A maioria das perfurações ocorre após a mucosectomia ou polipectomia de pólipos sésseis e subpediculados.

Dor abdominal e sinais de irritação peritoneal após polipectomia ou mucosectomia é motivo de investigação imediata (RX a procura de ar livre periteneal, peumoperitôneo) e laparotomia. Não há tempo a perder se o colonoscopista considera a perfuração de vulto, por exemplo, através da visualização da cavidade abdominal ou de órgãos intra-abdominal, e considera ser intratável por via colonoscópica.

Algumas perfurações podem ser fechadas imediatamente com hemoclips seguido da internação hospitalar e a cirurgia postergada colocando o paciente em jejum absoluto com antibióticos e líquidos por via intravenosa; sonda nasogástrica descompressiva; e observação clínica e laboratorial (leucograma e PCR) e pelo cirurgião.

Com base em pesquisa disponível, na presença de ar livre intraperitoneal ou retroperitoneal sem notáveis sinais clínicos, dor abdomnal com sinais de irritação peritoneal (“Perfuração silenciosa”), a cirurgia pode ser postergada colocando o paciente em jejum absoluto com antibióticos e líquidos por via intravenosa; sonda nasogástrica descompressiva; e observação clínica e laboratorial (leucograma e PCR) e pelo cirurgião. Pequenas perfurações podem fechar espontaneamente sem a necessidade de terapia adicional invasiva.

Perfuração Pós-Mucosectomia – Tratamento com HemoClip

Síndrome Pós-polipectomia

A síndrome se manifesta por dor abdominal localizada, breves períodos de febre e meteorismo. É Causado pela irritação peritoneal local de lesão
térmica transmural com irritação da serosa intestinal. A síndrome ocorre em 1% de todas as polipectomias ou mucosectomias com o início dos sintomas entre seis horas e cinco dias.

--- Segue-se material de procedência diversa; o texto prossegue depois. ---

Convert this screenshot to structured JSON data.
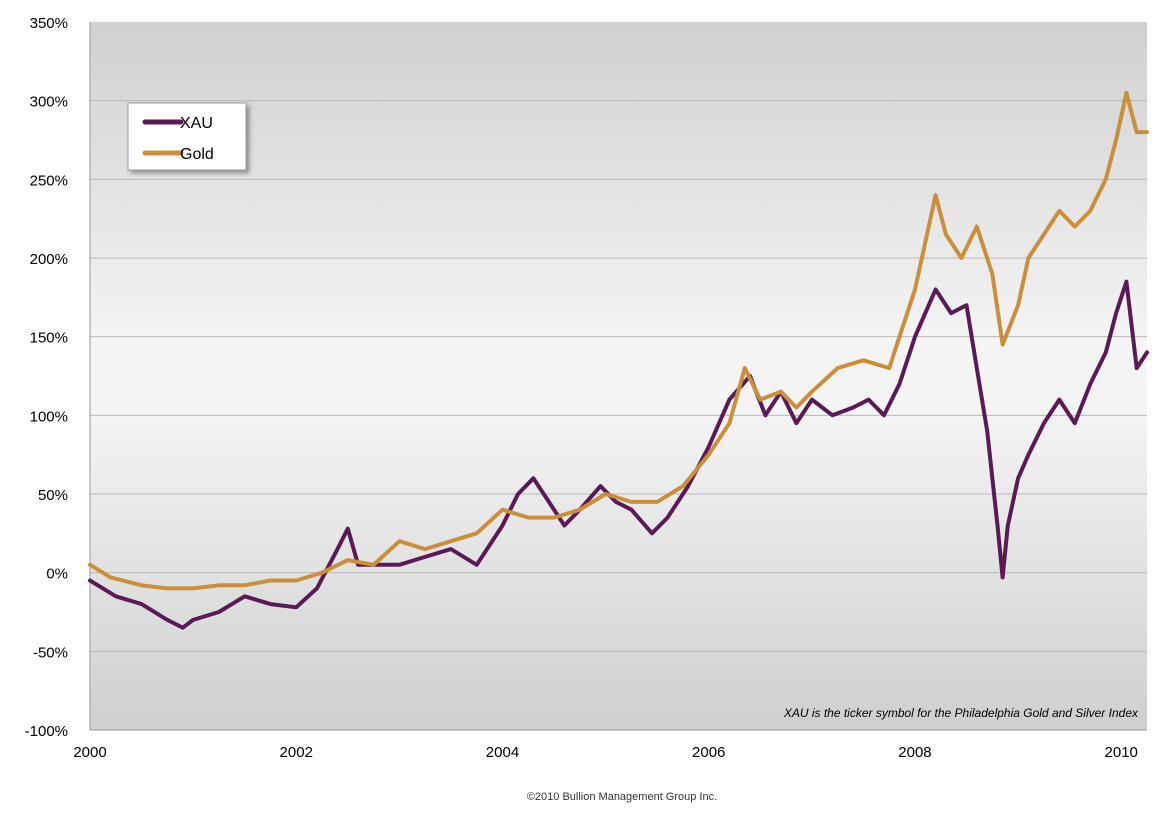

A síndrome geralmente melhora espontaneamente após dois a cinco dias, embora antibióticos possam ser necessários dependendo do curso clínico, febre e exames laboratoriais (hemograma e PCR).

O diagnóstico diferencial deve excluir perfuração. A perfuração é distinguida da síndrome pós-polipectomia pela presença de ar livre intra-abdominal. A piora do paciente pode ser causada pelo desenvolvimento de necrose transmural e pode resultar em perfuração.

Pacientes com sinais de irritação peritoneal local devem ser colocados sob vigilância clínica rigorosa.

Como prevenção os pólipos sésseis e subpediculados retirados com a alça diatérmica (eletrocautério) devem ser elevados afastando-os da camada muscular durante a transecção.

A Clínica Arapiara não funciona como pronto atendimento e não atende urgências e emergências, portanto as complicações hemorrágicas ou perfurativas tardias que ocorrem horas a dias após a cirurgia terão que ser atendidas inicialmente nos prontos atendimentos conveniados ou públicos próximos a sua residência.

Hemorragia Digestiva Baixa

Introdução

É o sangramento no trato digestivo que se origina abaixo do ângulo de Treitz (junção duodenojejunal). A saída de sangue vermelho vivo sem fezes através do ânus (enterorragia) tem sua origem no cólon, reto ou ânus em 85% a 90% dos casos.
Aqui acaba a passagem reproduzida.